Sheriffs in southern border states say the billion-dollar business of drug smuggling is being rocked by the perfect storm of unfavorable conditions, potentially spurring higher prices in the United States as supply dries up.
Residents from South America up through Mexico have been locked down under stay-at-home orders in a similar fashion as people in the U.S., making it harder for the cartels to transport drugs to the U.S. southern border. A March 20 Trump administration ban on all nonessential travel at border crossings between the U.S. and Mexico made it more challenging for smugglers to move drugs in vehicles through ports of entry.
On top of that, Border Patrol agents working between those ports of entry are also arresting far fewer illegal immigrants — from 4,000 people a day during the surge last May to less than 100 each day in recent weeks, allowing them to focus on threats like drug smuggling. With ports of entry and the unfenced land in between being closely watched by federal border officials, cartels appear to be cutting back on their movements.
Mark Dannels is sheriff of Cochise County, Arizona, which runs up against 83 miles of the Mexican border. Dannels told the Washington Examiner in his 36 years as a law enforcement official, the suspension of nonessential travel coupled with the Border Patrol’s immediately returning all illegal crossers “is the best deterrent we’ve had on this border” to drug smuggling.
In Dallas-Forth Worth, two sheriffs accustomed to finding smugglers moving drugs on the highways from the border to their cities have seen a downturn in activity amid the global coronavirus outbreak.
“We think it’s not coming across the border certainly like it was a month and a half ago — two months ago, which demonstrates that if we lock down that border what happens,” said Tarrant County Sheriff Bill Waybourn, whose county is 400 miles north of the border and includes Fort Worth and 2.2 million residents.
“With the COVID-19, what we’re seeing is things have started to slow down,” said Sheriff Jim Skinner of Collin County, Texas. In Skinner’s county northeast of Dallas, deputies have seen a decrease in smuggling-related stops, an indication that fewer loads of drugs are being transported to his region because less is coming over the border.

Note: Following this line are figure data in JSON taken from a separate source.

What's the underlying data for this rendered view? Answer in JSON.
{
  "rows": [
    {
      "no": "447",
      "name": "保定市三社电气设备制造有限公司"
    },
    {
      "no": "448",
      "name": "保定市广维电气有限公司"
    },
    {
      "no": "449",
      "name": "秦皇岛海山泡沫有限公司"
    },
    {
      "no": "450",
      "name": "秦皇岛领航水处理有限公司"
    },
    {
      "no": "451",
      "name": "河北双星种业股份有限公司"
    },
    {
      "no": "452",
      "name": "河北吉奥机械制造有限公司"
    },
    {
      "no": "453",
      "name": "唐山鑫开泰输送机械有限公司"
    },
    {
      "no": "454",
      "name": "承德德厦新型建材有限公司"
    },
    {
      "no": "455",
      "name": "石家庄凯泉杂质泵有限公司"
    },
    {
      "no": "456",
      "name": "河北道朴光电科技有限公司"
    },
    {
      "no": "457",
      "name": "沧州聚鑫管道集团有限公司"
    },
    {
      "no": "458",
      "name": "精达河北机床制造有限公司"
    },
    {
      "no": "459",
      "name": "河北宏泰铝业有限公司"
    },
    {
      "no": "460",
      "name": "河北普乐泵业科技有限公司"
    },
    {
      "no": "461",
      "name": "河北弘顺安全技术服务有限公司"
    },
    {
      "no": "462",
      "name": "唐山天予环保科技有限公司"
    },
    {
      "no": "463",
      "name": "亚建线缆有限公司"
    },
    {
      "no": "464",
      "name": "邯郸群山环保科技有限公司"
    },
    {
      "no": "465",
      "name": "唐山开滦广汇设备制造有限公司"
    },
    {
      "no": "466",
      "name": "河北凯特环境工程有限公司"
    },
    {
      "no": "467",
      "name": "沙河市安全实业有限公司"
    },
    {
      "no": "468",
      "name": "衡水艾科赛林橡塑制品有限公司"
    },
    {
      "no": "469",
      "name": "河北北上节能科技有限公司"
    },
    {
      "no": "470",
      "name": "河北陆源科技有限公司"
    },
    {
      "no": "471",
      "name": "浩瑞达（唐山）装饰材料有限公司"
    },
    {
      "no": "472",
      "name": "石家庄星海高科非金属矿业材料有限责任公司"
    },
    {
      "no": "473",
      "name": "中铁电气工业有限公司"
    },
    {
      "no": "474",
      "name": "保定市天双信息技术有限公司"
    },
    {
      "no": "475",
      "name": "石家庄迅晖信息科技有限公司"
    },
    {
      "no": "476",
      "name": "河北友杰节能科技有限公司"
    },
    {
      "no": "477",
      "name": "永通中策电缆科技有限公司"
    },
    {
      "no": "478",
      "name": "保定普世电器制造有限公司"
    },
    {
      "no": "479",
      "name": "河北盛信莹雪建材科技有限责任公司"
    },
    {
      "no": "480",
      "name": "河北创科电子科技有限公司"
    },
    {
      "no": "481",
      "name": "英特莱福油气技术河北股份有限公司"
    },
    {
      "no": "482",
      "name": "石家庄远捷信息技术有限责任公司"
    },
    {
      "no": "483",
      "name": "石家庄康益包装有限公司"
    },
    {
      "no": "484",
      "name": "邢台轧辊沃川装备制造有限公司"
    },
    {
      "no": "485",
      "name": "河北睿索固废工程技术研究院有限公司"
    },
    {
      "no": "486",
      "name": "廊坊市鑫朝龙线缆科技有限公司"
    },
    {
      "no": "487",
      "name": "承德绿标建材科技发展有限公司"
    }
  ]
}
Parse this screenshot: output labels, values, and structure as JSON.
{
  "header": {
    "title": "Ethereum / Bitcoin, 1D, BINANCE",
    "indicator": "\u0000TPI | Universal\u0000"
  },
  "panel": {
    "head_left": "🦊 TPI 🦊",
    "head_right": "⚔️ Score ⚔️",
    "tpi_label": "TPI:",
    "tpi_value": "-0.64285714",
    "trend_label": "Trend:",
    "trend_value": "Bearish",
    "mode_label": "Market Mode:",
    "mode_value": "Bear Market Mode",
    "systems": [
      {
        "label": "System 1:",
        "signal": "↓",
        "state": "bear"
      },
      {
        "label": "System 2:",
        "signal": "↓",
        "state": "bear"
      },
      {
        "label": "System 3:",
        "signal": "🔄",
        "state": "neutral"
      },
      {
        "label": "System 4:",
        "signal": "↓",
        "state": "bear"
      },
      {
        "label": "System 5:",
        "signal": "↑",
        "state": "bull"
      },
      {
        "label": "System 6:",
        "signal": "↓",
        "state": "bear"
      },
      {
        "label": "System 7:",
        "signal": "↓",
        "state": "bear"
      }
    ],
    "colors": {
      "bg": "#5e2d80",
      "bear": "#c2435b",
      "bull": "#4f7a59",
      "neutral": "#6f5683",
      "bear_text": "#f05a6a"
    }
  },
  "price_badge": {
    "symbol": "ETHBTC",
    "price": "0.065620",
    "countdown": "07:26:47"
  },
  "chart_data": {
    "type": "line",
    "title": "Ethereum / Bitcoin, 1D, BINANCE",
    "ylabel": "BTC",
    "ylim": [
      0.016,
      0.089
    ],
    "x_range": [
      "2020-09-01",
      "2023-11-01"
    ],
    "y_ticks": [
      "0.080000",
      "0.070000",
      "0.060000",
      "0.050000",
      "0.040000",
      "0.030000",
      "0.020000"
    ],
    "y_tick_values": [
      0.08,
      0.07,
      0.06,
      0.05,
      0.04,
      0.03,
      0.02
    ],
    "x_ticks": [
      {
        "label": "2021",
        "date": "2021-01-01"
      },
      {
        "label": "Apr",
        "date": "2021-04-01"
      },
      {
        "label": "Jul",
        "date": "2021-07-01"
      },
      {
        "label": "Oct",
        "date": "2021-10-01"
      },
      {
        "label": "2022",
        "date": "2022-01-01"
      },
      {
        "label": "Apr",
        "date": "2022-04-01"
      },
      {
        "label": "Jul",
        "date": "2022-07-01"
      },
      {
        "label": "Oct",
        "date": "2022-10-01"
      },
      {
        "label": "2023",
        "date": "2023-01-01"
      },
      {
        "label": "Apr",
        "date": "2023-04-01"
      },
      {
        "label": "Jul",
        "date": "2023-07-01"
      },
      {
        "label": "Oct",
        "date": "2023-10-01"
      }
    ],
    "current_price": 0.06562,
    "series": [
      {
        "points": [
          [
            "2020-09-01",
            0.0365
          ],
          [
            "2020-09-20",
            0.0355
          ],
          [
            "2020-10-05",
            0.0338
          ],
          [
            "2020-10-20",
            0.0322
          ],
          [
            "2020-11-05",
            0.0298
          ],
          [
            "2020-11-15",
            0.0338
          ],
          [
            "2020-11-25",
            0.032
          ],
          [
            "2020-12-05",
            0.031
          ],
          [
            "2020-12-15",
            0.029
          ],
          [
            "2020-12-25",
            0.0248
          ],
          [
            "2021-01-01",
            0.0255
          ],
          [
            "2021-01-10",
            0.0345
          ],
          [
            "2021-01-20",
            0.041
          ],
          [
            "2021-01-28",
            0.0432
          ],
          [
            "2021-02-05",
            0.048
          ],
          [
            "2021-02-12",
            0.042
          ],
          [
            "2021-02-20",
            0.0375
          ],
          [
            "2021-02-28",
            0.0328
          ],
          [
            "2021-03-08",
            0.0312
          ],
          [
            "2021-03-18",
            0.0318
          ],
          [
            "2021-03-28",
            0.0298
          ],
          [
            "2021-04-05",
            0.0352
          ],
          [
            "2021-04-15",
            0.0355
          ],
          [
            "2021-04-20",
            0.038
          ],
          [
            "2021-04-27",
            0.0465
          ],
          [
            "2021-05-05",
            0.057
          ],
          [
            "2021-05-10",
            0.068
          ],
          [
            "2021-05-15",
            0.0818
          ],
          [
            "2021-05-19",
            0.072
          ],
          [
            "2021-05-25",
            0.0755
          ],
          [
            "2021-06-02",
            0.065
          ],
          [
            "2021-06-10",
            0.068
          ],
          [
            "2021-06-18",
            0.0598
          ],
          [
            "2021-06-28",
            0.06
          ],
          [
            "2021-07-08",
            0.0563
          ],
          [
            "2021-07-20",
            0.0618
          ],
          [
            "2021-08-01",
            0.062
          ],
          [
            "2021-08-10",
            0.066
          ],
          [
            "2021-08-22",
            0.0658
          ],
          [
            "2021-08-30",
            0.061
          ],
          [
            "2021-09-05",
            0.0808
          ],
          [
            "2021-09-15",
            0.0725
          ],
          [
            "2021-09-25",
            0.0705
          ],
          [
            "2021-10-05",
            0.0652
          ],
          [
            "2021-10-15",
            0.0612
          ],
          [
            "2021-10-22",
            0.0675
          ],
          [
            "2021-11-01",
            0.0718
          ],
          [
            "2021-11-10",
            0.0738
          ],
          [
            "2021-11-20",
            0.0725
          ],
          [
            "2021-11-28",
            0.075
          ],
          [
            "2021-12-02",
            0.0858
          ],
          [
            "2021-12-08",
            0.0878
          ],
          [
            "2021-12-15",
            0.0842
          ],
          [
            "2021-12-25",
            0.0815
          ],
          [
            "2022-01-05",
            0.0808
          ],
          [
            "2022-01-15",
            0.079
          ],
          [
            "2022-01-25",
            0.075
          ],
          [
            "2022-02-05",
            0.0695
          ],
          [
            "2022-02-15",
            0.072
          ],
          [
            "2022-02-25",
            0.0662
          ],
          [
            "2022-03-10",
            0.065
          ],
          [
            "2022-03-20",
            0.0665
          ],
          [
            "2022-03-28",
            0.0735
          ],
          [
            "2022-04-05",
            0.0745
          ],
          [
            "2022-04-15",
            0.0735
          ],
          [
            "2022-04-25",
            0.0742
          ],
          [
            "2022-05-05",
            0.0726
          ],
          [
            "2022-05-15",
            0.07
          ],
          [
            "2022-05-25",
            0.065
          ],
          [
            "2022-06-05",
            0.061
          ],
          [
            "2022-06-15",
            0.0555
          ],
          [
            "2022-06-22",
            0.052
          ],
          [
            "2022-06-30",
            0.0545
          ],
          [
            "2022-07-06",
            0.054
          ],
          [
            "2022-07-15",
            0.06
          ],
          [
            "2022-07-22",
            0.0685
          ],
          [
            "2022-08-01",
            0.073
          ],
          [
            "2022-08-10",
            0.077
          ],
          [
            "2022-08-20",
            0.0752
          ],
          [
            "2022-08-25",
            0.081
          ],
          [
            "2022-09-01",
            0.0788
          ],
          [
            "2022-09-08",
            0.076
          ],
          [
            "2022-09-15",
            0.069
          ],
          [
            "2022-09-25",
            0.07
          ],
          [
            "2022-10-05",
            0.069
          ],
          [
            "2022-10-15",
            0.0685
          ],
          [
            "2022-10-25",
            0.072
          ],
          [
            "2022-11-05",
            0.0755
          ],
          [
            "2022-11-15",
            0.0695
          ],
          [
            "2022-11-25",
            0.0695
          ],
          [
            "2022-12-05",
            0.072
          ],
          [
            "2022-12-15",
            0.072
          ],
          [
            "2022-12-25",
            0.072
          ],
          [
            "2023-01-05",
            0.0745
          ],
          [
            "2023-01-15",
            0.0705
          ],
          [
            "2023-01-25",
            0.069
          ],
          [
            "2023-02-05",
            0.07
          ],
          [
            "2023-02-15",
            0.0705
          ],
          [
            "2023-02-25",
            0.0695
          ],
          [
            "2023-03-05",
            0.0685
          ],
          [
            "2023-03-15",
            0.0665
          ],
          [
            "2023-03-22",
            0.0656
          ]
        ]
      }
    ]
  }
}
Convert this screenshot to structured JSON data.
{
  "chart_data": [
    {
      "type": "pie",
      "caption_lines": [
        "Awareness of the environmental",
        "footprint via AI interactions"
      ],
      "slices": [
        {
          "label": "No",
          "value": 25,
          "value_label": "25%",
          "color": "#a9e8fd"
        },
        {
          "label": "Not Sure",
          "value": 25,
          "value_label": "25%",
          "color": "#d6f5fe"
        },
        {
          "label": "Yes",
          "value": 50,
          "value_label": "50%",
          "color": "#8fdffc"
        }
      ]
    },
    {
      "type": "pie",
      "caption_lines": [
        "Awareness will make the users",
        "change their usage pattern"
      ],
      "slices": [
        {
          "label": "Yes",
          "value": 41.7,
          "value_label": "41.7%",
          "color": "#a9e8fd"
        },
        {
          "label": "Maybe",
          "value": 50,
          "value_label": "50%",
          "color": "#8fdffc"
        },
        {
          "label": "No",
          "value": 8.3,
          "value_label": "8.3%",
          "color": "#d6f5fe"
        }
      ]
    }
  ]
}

Drugs regularly smuggled into the U.S. include marijuana, heroin, cocaine, methamphetamine, and fentanyl. Some, such as meth and fentanyl, are man-made substances, while others, like cocaine and marijuana, are grown. The trouble for transnational criminal organizations making substances like meth is that the precursor ingredients needed to make them may be less available from suppliers, Skinner said — just like the ingredients and components of many other products.
“The cartels are hoarding the meth in order to tinker with the market,” Skinner said. “They understand the problems over here and that it’s a little more difficult here to swing [offload] dope because a lot of the places they’d do that are shut down.”
The result is an increase in the demand for drugs, resulting in a surge in the costs. Skinner said the price of meth outside Dallas has recently doubled. Waybourn said the cartels can afford to shut down for a couple months and sit on “tons” of cash as they reevaluate next steps, like hoarding their supplies to cause a price surge.
“The cartels, I can assure you, are cooking up new schemes,” said Skinner. “It’s fair to say that the same thing is happening with law enforcement — retooling, retraining, all the things that we need to be doing to stay on top of this, too. It’s just this constant cat and mouse game.”
Tom Schmerber is sheriff of Maverick County, Texas, which runs up against more than 50 miles of predominantly rural international border. Schmerber said Mexican authorities have also shut down their side of the border, deployed military in the border state of Coahuila, and only allow one person per vehicle. Schmerber said Mexico’s interior closures make it challenging for cartels to get their money from drugs sold in the U.S. back south of the border.